I’ve recently started using mind mapping software for managing ideas.
Mind maps are graphical representations of outlines. The advantage over a traditional outline is that you can connect related topics. It’s also easier for some visually oriented people to review.
Like I said, I use it plan ideas. I start with the idea name as the center node (topics are called nodes) and create nodes for tasks and concepts that will guide the project. The resulting mind map helps me figure out where to start work.
It’s also handy for brainstorming. The mind map becomes a record of ideas and questions. Later when I’m ready to develop the idea, it’s a clear representation of what I was thinking. To me, it’s clearer than traditional notes.
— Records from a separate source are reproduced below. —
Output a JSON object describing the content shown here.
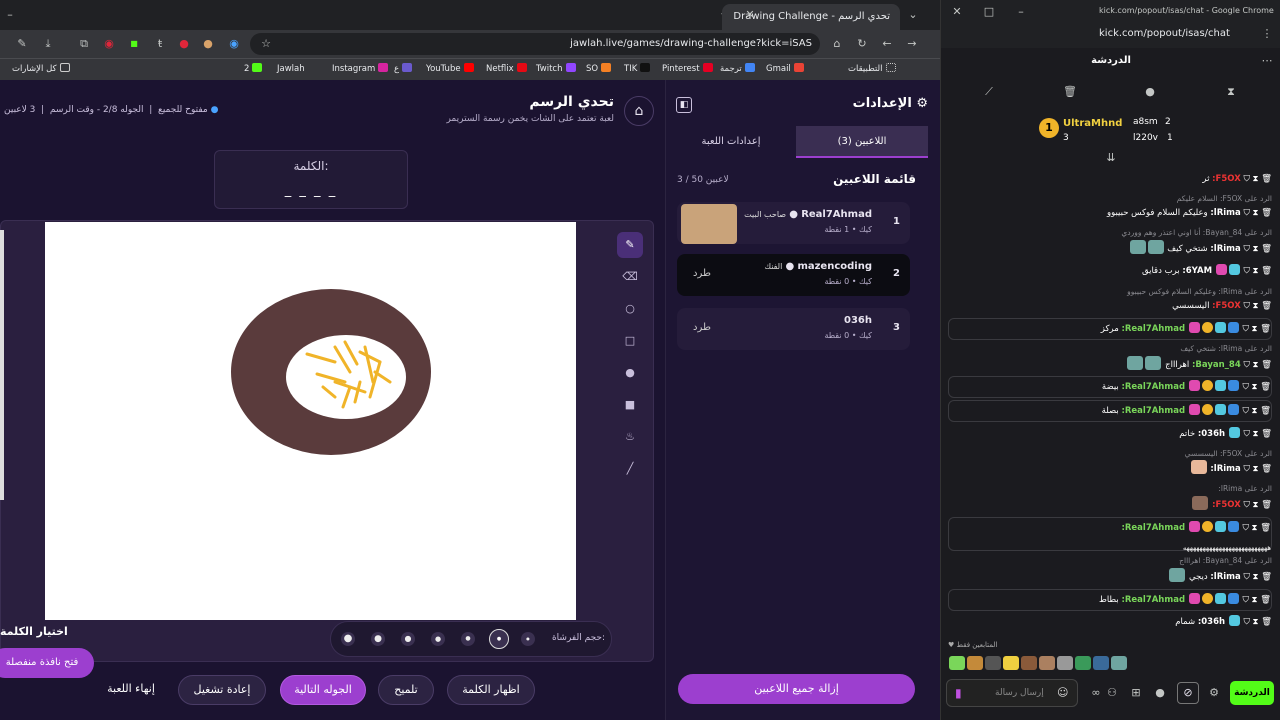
{
  "browser": {
    "tab_title": "Drawing Challenge - تحدي الرسم",
    "url": "jawlah.live/games/drawing-challenge?kick=iSAS"
  },
  "bookmarks": [
    "كل الإشارات",
    "2",
    "Jawlah",
    "Instagram",
    "ع",
    "YouTube",
    "Netflix",
    "Twitch",
    "SO",
    "TIK",
    "Pinterest",
    "ترجمة",
    "Gmail",
    "التطبيقات"
  ],
  "game": {
    "title": "تحدي الرسم",
    "subtitle": "لعبة تعتمد على الشات يخمن رسمة الستريمر",
    "status_players": "3 لاعبين",
    "status_round": "الجوله 2/8 - وقت الرسم",
    "status_open": "مفتوح للجميع",
    "word_label": "الكلمة:",
    "word_mask": "_ _ _ _",
    "brush_label": "حجم الفرشاة:",
    "choose_word": "اختيار الكلمة",
    "open_popup": "فتح نافذة منفصلة"
  },
  "actions": {
    "end": "إنهاء اللعبة",
    "restart": "إعادة تشغيل",
    "next_round": "الجوله التالية",
    "hint": "تلميح",
    "show_word": "اظهار الكلمة"
  },
  "settings": {
    "title": "الإعدادات",
    "tab_players": "اللاعبين (3)",
    "tab_game": "إعدادات اللعبة",
    "list_title": "قائمة اللاعبين",
    "count": "3 / 50 لاعبين",
    "remove_all": "إزالة جميع اللاعبين"
  },
  "players": [
    {
      "rank": "1",
      "name": "Real7Ahmad",
      "tag": "صاحب البيت",
      "sub": "كيك • 1 نقطة",
      "kick": ""
    },
    {
      "rank": "2",
      "name": "mazencoding",
      "tag": "الفنك",
      "sub": "كيك • 0 نقطة",
      "kick": "طرد"
    },
    {
      "rank": "3",
      "name": "036h",
      "tag": "",
      "sub": "كيك • 0 نقطة",
      "kick": "طرد"
    }
  ],
  "chat": {
    "window_title": "kick.com/popout/isas/chat - Google Chrome",
    "url": "kick.com/popout/isas/chat",
    "title": "الدردشة",
    "top_users": [
      {
        "name": "UltraMhnd",
        "count": "3"
      },
      {
        "name": "a8sm",
        "count": "2"
      },
      {
        "name": "l220v",
        "count": "1"
      }
    ],
    "messages": [
      {
        "user": "F5OX:",
        "text": "ثر",
        "reply": ""
      },
      {
        "user": "lRima:",
        "text": "وعليكم السلام فوكس حبيبوو",
        "reply": "الرد على F5OX: السلام عليكم"
      },
      {
        "user": "lRima:",
        "text": "شتخي كيف",
        "reply": "الرد على Bayan_84: أنا اوني اعتذر وهم ووردي"
      },
      {
        "user": "6YAM:",
        "text": "برب دقايق",
        "reply": ""
      },
      {
        "user": "F5OX:",
        "text": "اليسسسي",
        "reply": "الرد على lRima: وعليكم السلام فوكس حبيبوو"
      },
      {
        "user": "Real7Ahmad:",
        "text": "مركز",
        "reply": ""
      },
      {
        "user": "Bayan_84:",
        "text": "اهراااج",
        "reply": "الرد على lRima: شتخي كيف"
      },
      {
        "user": "Real7Ahmad:",
        "text": "بيضة",
        "reply": ""
      },
      {
        "user": "Real7Ahmad:",
        "text": "بصلة",
        "reply": ""
      },
      {
        "user": "036h:",
        "text": "خاتم",
        "reply": ""
      },
      {
        "user": "lRima:",
        "text": "",
        "reply": "الرد على F5OX: اليسسسي"
      },
      {
        "user": "F5OX:",
        "text": "",
        "reply": "الرد على lRima:"
      },
      {
        "user": "Real7Ahmad:",
        "text": "ههههههههههههههههههههههههههه",
        "reply": ""
      },
      {
        "user": "lRima:",
        "text": "ديجي",
        "reply": "الرد على Bayan_84: اهراااج"
      },
      {
        "user": "Real7Ahmad:",
        "text": "بطاط",
        "reply": ""
      },
      {
        "user": "036h:",
        "text": "شمام",
        "reply": ""
      }
    ],
    "followers_label": "المتابعين فقط",
    "input_placeholder": "إرسال رسالة",
    "send": "الدردشة"
  }
}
Here are some options that stand out:
- Think: This is a free Web app. Obviously the big benefit is that it’s free. Since it’s in the clouds you can access your maps (which are called thoughts here) from any computer and share them with other users. Which opens the possibilities of mind maps as a collaboration tool. Note that Think seems to work best with Safari and Chrome.
- MindManager: This is a desktop app that comes at a hefty price ($349 for Windows version and $249 for Mac version). It bills itself as a project management tool with collaboration and sharing features. It does offer a Web-based version called Catalyst ($11/month subscription).
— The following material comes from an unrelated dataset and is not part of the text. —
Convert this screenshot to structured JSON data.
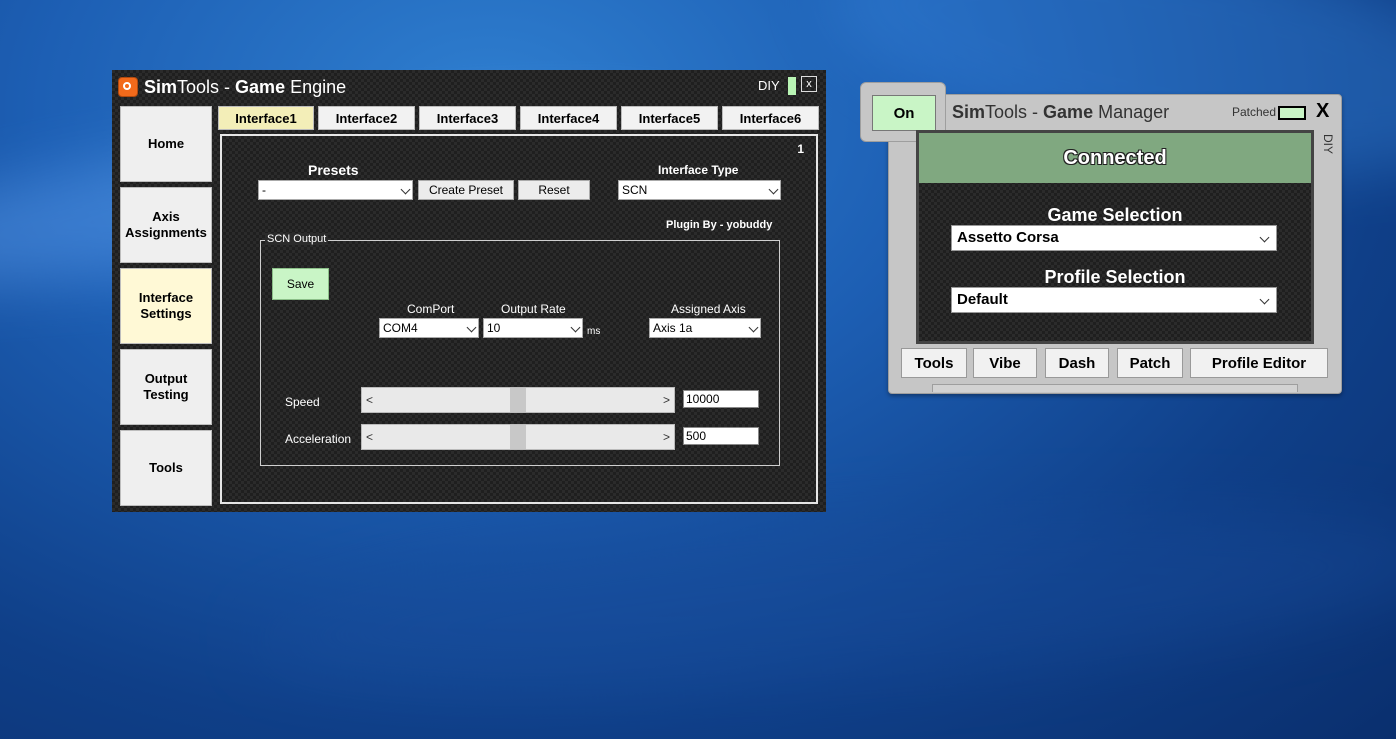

- MindView: This is another expensive desktop app with Mac and Windows versions. It can work with your Microsoft Office apps. You can adjust the styles that change how your maps look. The result can be slick charts that will impress your clients.
- MindNode: This is my choice. There is a limited free version but MindNode Pro costs $24.95. There are only Mac and iPhone versions. It’s simple to use but doesn’t have the slick look of the expensive competitors. I can link to other mind maps, documents and web sites. It works well for me.
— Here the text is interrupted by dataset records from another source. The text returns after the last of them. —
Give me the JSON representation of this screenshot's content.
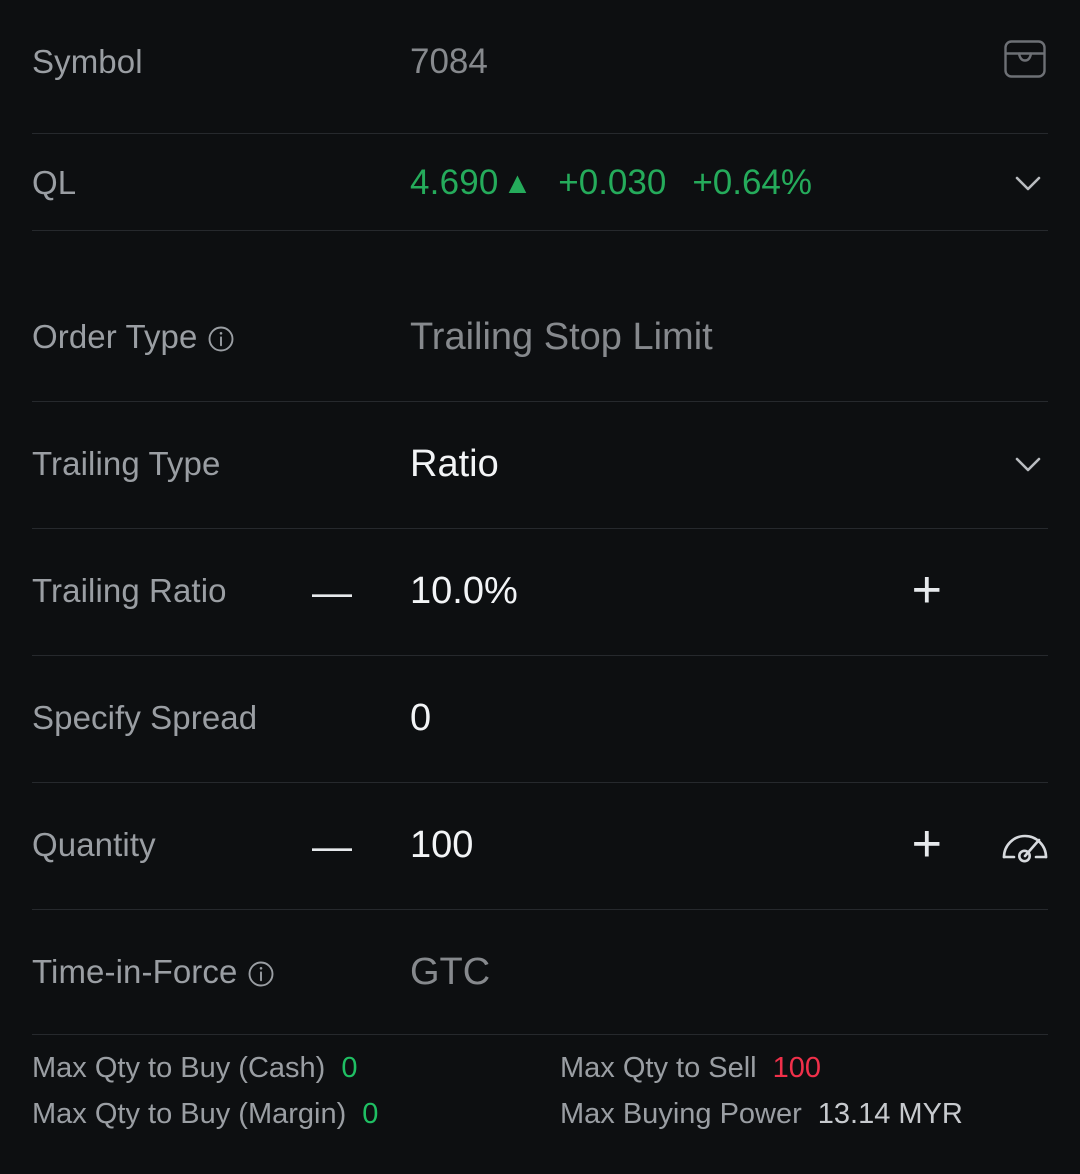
{
  "theme": {
    "background": "#0d0f11",
    "divider": "#26292d",
    "label_color": "#9a9ea3",
    "value_color": "#f2f4f6",
    "muted_value_color": "#86898d",
    "up_green": "#25ab5b",
    "down_red": "#f0304a"
  },
  "symbol_row": {
    "label": "Symbol",
    "value": "7084",
    "icon": "archive-box-icon"
  },
  "quote_row": {
    "label": "QL",
    "price": "4.690",
    "arrow": "▲",
    "change": "+0.030",
    "change_percent": "+0.64%",
    "direction": "up",
    "chevron": "chevron-down-icon"
  },
  "order_type_row": {
    "label": "Order Type",
    "info_icon": "info-icon",
    "value": "Trailing Stop Limit"
  },
  "trailing_type_row": {
    "label": "Trailing Type",
    "value": "Ratio",
    "chevron": "chevron-down-icon"
  },
  "trailing_ratio_row": {
    "label": "Trailing Ratio",
    "minus": "—",
    "value": "10.0%",
    "plus": "+"
  },
  "specify_spread_row": {
    "label": "Specify Spread",
    "value": "0"
  },
  "quantity_row": {
    "label": "Quantity",
    "minus": "—",
    "value": "100",
    "plus": "+",
    "gauge_icon": "gauge-icon"
  },
  "time_in_force_row": {
    "label": "Time-in-Force",
    "info_icon": "info-icon",
    "value": "GTC"
  },
  "footer": {
    "line1": {
      "left_label": "Max Qty to Buy (Cash)",
      "left_value": "0",
      "right_label": "Max Qty to Sell",
      "right_value": "100"
    },
    "line2": {
      "left_label": "Max Qty to Buy (Margin)",
      "left_value": "0",
      "right_label": "Max Buying Power",
      "right_value": "13.14 MYR"
    }
  }
}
- Deadtree: Sorry, I made that up. But you can map just about everything you think with a sketch pad and collection of colored markers. I recommend fine point Sharpies. The paper versions of your mind map are very collaboration friendly and portable.
There are more mind map tools out there. Your mileage may vary with each. So take advantage of free and trial versions to see what works best for you.
Do you use mind maps in your business?